The progress of a certain kind of cancer differs in men and women
The progress of a certain kind of cancer differs in men and women. A clinical experiment to compare three therapies for this cancer therefore treats gender as a blocking variable. We randomly assign men to one of the three groups, and women to one of the three groups. The design is outlined (diagrammed below).

Blocking Blocking allows us to reach separate conclusions about each block. So if we block by gender, we can draw conclusions about women and different conclusions about men. Wise experimenters form blocks based on the most important, unavoidable sources of variability among the experimental units. The mantra is: Control what you can, block what you can’t control, and randomize the rest.
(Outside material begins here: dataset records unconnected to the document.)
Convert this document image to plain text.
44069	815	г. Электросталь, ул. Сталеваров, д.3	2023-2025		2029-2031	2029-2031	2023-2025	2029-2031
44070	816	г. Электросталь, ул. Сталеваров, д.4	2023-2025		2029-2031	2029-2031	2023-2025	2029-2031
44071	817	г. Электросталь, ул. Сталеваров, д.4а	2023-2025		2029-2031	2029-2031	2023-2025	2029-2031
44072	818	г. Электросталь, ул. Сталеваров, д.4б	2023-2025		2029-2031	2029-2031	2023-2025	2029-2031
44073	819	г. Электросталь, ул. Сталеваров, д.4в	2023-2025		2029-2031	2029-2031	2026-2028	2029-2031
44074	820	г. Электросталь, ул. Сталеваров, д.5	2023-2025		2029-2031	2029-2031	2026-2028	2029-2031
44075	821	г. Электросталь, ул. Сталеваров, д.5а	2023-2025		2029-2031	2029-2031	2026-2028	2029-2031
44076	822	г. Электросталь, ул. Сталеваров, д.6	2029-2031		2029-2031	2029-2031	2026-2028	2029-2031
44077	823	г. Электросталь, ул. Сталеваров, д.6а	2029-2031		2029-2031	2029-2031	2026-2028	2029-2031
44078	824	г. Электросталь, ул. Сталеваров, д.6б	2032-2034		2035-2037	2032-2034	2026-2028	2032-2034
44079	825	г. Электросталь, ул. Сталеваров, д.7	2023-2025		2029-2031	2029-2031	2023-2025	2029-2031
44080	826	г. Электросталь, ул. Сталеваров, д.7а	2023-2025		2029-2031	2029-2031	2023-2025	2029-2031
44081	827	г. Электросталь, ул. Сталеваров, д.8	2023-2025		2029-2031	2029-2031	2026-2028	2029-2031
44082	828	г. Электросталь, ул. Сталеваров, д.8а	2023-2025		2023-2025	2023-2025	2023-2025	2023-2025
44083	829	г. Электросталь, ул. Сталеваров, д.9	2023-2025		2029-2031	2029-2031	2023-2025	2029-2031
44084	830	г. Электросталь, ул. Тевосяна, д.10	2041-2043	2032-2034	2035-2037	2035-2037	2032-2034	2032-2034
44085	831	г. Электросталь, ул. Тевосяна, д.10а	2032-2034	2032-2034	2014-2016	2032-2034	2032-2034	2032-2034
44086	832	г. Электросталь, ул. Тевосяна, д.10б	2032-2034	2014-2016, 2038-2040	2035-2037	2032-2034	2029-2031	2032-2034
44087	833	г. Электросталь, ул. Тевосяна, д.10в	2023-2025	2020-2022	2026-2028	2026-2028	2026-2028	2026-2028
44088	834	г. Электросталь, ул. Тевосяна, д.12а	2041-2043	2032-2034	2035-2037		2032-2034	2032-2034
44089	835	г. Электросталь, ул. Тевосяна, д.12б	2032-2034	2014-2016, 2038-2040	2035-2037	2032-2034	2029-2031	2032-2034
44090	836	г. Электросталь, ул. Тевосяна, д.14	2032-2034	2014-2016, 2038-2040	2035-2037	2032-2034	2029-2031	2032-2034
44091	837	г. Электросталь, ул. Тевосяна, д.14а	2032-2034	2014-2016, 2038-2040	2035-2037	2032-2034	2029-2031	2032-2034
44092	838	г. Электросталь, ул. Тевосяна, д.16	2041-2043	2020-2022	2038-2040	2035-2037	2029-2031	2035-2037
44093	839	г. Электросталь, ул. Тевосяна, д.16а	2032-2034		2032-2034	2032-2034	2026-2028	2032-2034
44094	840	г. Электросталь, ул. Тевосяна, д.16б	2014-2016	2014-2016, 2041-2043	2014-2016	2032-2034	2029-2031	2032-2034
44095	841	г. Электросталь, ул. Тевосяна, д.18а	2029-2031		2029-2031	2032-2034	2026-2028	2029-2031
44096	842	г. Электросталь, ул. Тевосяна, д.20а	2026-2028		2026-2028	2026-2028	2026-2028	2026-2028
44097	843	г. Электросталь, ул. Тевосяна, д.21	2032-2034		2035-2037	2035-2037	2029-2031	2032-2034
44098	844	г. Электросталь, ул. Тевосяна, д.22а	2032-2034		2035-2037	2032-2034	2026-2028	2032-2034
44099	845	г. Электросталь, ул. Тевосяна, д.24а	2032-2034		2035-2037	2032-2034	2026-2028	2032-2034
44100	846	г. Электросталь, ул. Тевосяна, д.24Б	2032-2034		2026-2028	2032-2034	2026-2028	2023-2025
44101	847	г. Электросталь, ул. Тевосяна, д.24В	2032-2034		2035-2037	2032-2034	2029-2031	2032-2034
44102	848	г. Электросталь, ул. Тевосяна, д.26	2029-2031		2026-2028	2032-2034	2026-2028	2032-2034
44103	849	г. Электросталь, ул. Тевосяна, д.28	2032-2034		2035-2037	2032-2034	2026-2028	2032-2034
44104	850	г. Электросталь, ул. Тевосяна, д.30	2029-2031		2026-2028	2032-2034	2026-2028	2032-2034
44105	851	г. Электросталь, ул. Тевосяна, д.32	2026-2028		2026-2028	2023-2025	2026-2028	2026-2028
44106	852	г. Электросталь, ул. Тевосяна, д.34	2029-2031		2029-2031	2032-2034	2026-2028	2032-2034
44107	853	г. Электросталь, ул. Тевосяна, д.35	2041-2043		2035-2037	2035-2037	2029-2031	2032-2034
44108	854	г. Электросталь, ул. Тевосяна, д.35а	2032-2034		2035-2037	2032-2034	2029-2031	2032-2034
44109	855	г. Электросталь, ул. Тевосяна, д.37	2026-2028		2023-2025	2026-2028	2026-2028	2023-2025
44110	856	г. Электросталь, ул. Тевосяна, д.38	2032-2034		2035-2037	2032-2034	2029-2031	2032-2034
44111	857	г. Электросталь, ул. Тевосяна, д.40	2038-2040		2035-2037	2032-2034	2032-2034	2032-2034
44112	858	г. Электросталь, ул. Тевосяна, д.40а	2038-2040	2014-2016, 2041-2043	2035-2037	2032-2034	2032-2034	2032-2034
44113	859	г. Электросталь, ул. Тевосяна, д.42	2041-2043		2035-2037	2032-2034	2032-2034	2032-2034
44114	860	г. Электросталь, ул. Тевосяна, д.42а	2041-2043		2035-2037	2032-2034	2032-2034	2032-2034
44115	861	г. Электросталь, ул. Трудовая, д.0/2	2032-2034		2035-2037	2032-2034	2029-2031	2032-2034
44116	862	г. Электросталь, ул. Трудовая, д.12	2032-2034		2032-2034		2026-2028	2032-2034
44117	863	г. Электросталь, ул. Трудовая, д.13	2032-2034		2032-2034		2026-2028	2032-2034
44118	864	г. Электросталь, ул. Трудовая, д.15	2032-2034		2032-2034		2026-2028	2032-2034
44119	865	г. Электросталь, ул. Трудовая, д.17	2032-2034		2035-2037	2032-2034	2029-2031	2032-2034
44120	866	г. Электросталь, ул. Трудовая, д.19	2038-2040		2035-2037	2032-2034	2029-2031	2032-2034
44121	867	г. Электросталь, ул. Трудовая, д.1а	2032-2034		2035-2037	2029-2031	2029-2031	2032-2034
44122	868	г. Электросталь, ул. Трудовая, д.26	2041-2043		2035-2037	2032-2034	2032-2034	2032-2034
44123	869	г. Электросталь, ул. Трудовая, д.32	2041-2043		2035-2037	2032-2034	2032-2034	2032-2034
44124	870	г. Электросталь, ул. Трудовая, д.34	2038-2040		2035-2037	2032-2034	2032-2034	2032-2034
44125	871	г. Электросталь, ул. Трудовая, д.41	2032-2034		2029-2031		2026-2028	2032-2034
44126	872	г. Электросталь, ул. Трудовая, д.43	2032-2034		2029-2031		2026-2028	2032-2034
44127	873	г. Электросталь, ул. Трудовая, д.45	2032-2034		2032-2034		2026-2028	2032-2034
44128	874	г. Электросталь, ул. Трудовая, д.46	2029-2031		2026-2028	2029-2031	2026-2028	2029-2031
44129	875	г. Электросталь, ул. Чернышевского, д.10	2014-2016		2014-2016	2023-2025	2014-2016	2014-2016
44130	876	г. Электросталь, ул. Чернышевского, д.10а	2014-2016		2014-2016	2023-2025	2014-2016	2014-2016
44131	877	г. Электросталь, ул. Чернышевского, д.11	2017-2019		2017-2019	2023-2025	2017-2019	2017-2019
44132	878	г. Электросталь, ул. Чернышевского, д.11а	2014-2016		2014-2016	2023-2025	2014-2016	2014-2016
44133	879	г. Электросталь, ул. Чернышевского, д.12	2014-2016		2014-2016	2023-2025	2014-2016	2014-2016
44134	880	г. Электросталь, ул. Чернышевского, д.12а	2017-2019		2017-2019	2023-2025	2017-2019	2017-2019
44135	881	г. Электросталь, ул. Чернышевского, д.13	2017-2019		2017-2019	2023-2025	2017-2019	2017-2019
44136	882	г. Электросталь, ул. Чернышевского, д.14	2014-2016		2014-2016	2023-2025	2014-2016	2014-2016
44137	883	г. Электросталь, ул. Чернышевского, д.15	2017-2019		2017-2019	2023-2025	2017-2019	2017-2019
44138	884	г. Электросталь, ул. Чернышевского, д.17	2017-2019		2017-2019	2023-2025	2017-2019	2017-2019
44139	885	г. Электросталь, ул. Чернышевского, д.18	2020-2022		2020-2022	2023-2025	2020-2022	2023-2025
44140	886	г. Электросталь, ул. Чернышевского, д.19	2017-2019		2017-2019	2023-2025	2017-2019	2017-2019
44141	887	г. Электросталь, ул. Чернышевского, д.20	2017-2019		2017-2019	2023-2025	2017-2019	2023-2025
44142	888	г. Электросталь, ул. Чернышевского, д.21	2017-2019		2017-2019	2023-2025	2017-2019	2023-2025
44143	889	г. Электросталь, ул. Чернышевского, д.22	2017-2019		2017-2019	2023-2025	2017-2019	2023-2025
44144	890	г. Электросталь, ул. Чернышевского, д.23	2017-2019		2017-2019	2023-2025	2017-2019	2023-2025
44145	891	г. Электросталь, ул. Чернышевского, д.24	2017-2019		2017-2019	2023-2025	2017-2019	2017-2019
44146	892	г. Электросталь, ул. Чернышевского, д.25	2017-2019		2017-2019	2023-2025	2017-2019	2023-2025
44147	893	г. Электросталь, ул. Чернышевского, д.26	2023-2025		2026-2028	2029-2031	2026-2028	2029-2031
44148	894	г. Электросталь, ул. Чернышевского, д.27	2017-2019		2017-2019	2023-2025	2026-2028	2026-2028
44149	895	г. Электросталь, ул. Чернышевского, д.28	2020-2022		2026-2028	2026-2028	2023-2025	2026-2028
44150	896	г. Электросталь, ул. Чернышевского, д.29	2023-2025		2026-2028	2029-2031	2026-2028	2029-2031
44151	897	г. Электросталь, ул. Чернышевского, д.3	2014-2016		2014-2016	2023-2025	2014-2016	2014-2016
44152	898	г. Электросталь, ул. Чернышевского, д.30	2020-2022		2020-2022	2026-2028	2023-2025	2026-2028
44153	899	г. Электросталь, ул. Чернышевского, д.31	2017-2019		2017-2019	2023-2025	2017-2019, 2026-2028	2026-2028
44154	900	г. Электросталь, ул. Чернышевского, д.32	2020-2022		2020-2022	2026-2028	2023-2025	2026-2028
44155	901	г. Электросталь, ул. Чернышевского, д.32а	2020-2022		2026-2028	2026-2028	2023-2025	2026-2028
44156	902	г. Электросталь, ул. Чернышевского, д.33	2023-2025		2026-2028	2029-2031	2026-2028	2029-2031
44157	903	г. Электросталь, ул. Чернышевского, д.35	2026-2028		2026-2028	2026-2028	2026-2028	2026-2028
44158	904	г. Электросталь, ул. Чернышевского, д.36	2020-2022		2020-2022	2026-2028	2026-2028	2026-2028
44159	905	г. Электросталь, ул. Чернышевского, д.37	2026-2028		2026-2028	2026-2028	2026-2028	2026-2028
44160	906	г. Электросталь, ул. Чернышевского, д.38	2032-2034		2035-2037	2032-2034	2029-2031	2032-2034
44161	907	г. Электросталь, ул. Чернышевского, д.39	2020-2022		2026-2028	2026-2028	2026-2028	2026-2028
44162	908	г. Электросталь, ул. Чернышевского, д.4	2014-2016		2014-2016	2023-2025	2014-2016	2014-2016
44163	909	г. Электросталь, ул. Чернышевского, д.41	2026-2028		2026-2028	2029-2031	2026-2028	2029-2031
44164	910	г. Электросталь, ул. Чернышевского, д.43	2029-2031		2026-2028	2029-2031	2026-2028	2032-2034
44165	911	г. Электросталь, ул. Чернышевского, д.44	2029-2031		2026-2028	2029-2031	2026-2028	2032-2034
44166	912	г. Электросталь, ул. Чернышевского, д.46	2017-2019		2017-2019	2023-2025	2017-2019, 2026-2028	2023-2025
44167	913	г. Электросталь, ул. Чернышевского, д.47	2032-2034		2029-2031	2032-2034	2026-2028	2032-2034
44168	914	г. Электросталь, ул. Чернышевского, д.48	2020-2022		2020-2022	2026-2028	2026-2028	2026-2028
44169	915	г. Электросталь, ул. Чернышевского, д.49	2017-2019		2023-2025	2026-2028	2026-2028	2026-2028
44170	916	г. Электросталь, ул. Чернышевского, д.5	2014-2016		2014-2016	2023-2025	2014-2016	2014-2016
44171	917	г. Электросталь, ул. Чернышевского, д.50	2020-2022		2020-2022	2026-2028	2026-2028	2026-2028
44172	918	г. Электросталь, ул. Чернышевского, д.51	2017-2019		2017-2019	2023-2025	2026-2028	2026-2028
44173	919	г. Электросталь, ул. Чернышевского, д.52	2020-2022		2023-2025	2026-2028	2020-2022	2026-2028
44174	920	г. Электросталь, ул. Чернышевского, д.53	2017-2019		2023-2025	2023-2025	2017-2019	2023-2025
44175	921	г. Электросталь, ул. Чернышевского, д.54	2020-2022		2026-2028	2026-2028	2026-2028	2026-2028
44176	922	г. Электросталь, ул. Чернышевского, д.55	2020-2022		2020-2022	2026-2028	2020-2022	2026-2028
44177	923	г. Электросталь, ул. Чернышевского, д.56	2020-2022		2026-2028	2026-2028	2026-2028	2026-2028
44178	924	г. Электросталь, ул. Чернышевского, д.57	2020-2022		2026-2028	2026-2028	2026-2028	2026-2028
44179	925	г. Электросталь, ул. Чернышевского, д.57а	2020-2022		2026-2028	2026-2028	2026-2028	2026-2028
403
Matched Pairs Design Matching the subjects in various ways can produce more precise results than simple randomization. A Matched Pairs Design is the simplest use of matching. The subjects are matched in pairs – for example, an experiment to compare two advertisements for the same product might use pairs of subjects with the same age, sex, and income. The idea is that matched subjects are more similar than unmatched subjects, so that comparing responses within a number of pairs is more efficient than comparing responses of groups. We still randomly decide which subject from the pair sees which commercial. See Examples 5.23 and 5.24 on p

Randomized Comparative Experiments depend on our ability to treat all experimental units identically in every way except for the treatments being compared. Good experiments require careful attention to detail. In particular, we must try to avoid researcher and subject bias.

If those who measure the response variable know which treatment a subject receives or if the subject knows which treatment a subject received, it is a single-blind study. This causes bias because a researcher may want a certain result and look for it or a subject may have a certain idea about what something is supposed to do and make sure it happens.